I agree rosequartz - benefit recipients cover a wide spectrum most have a good reason why they need them. Unfortunately it is a fact that a few do give a bad name to the majority. I know several former female class mates of my older son late 20s who went straight from school to unsupported motherhood. We live in an affluent area and there were other options for these girls at the time they left school. One I know of had an apprenticeship at a well thought of hairdressers where after a short period admitted "she was trying for a baby because she couldn't be arsed doing this job anymore". My son has shown me her Facebook page several times, where she displays pictures of fairly expensive shoes, nights out and holidays she has been on - Europe and Mexico - third child on the way now, never worked, no supporting partner.

Can I just say I'm not lumping all benefit recipients into that category or single mothers. I just want point that some people could make better choices.

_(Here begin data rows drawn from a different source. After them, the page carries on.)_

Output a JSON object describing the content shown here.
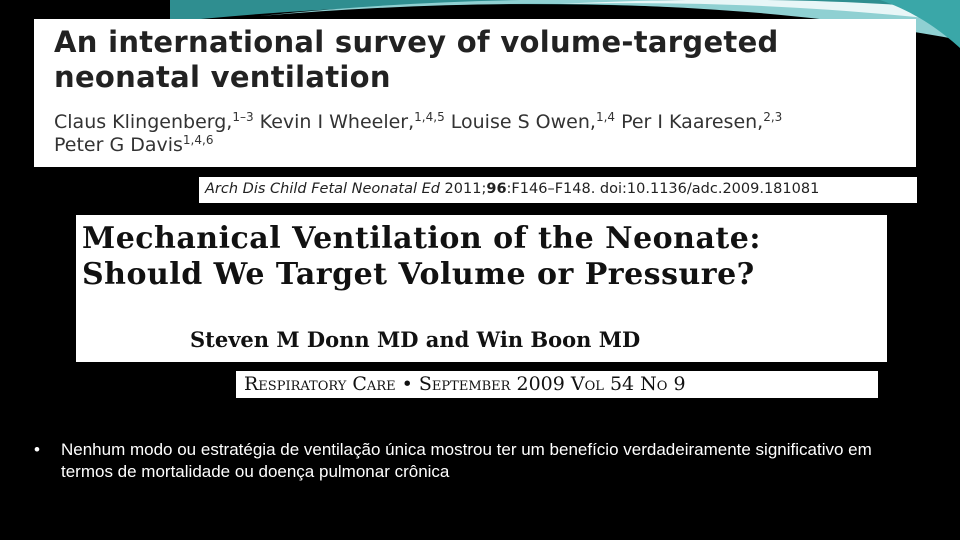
{
  "paper1": {
    "title_line1": "An international survey of volume-targeted",
    "title_line2": "neonatal ventilation",
    "authors": [
      {
        "name": "Claus Klingenberg,",
        "sup": "1–3"
      },
      {
        "name": " Kevin I Wheeler,",
        "sup": "1,4,5"
      },
      {
        "name": " Louise S Owen,",
        "sup": "1,4"
      },
      {
        "name": " Per I Kaaresen,",
        "sup": "2,3"
      },
      {
        "name": "Peter G Davis",
        "sup": "1,4,6"
      }
    ],
    "citation_journal": "Arch Dis Child Fetal Neonatal Ed",
    "citation_year": " 2011;",
    "citation_volume": "96",
    "citation_rest": ":F146–F148. doi:10.1136/adc.2009.181081"
  },
  "paper2": {
    "title_line1": "Mechanical Ventilation of the Neonate:",
    "title_line2": "Should We Target Volume or Pressure?",
    "authors": "Steven M Donn MD and Win Boon MD",
    "citation_journal": "Respiratory Care",
    "citation_separator": "•",
    "citation_date": "September 2009 Vol 54 No 9"
  },
  "bullet": {
    "marker": "•",
    "text": "Nenhum modo ou estratégia de ventilação única mostrou ter um benefício verdadeiramente significativo em termos de mortalidade ou doença pulmonar crônica"
  },
  "colors": {
    "background": "#000000",
    "swoosh_teal": "#3aa7a8",
    "swoosh_light": "#bfe6e8"
  }
}
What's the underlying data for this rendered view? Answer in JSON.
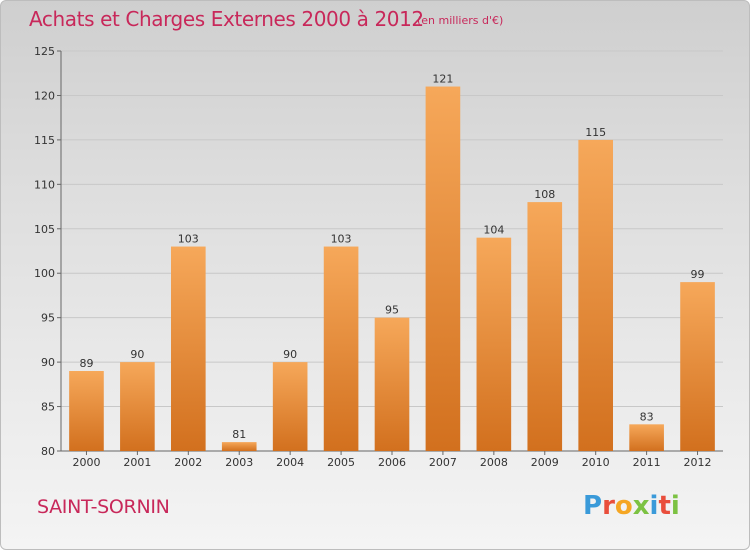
{
  "header": {
    "title": "Achats et Charges Externes 2000 à 2012",
    "subtitle": "(en milliers d'€)"
  },
  "footer": {
    "commune": "SAINT-SORNIN",
    "logo_text": "Proxiti"
  },
  "colors": {
    "title": "#c8285a",
    "bar_top": "#f6a85a",
    "bar_bottom": "#d2701e",
    "grid": "#c8c8c8",
    "logo": [
      "#3a9ad9",
      "#e94e3c",
      "#f5a623",
      "#7cc242",
      "#3a9ad9",
      "#e94e3c",
      "#7cc242"
    ]
  },
  "chart_data": {
    "type": "bar",
    "title": "Achats et Charges Externes 2000 à 2012",
    "subtitle": "(en milliers d'€)",
    "categories": [
      "2000",
      "2001",
      "2002",
      "2003",
      "2004",
      "2005",
      "2006",
      "2007",
      "2008",
      "2009",
      "2010",
      "2011",
      "2012"
    ],
    "values": [
      89,
      90,
      103,
      81,
      90,
      103,
      95,
      121,
      104,
      108,
      115,
      83,
      99
    ],
    "ylim": [
      80,
      125
    ],
    "yticks": [
      80,
      85,
      90,
      95,
      100,
      105,
      110,
      115,
      120,
      125
    ],
    "grid": true,
    "data_labels": true
  }
}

Ariadne Sun 10-May-15 17:02:45

It's done. Whatever we voted, we now have to get on with it. I don't see the point in looking back and regretting or not regretting one's vote. Lady Macbeth got a lot of things wrong, but not "What's done is done, and cannot be undone."

If we don't like the outcome, we should fight against the government at every opportunity. If we do like it, the we support them.

(BTW, as I have often said before ,on threads about religion and about politics, doesn't the effect it has on Gransnetters show just how divisive and unpleasant hard held views can be?)

loopylou Sun 10-May-15 17:06:56

My sentiments precisely Ariadne

I'm surprised by the tone of a number of GNs on all the political threads, highly intolerant of anyone not sharing their opinions.

Mishap Sun 10-May-15 17:15:11

I think that everyone - including David Cameron! and the queen! - was surprised by the result.

mumster Sun 10-May-15 17:20:04

While you are getting all fired up on the benefit theme, what about non-doms, tax avoiders and evaders? Sorry, they don't matter do they? They are Tory donors.

Ana Sun 10-May-15 17:37:30

Here we go again...

Ariadne Sun 10-May-15 17:42:28

Oh yea, ana! Sighs...

TerriBull Sun 10-May-15 17:42:39

I think it's fair to assume that most people would want tax evaders brought to account along with bankers and anyone else who deserves the book being thrown at them.

On non doms, people such as Lakshmi Mittal, Labour donor, have brought parts of their business to this country and have employed people here. If non doms were to have disappeared under a Labour government due to being taxed on their world wide earnings then they would have gone somewhere else and we wouldn't get anything off them.

Hollande had to retract the 75% tax rate for higher earners, again they just disappeared abroad, better to get something off them than nothing at all.

thatbags Sun 10-May-15 17:45:45

I have voted in General Elections in various constituencies since 1974. No-one I have ever voted for in GEs has ever got a seat in Parliament. S'how it rolls. Spot kn, agus. Time to wait and see just get on with life.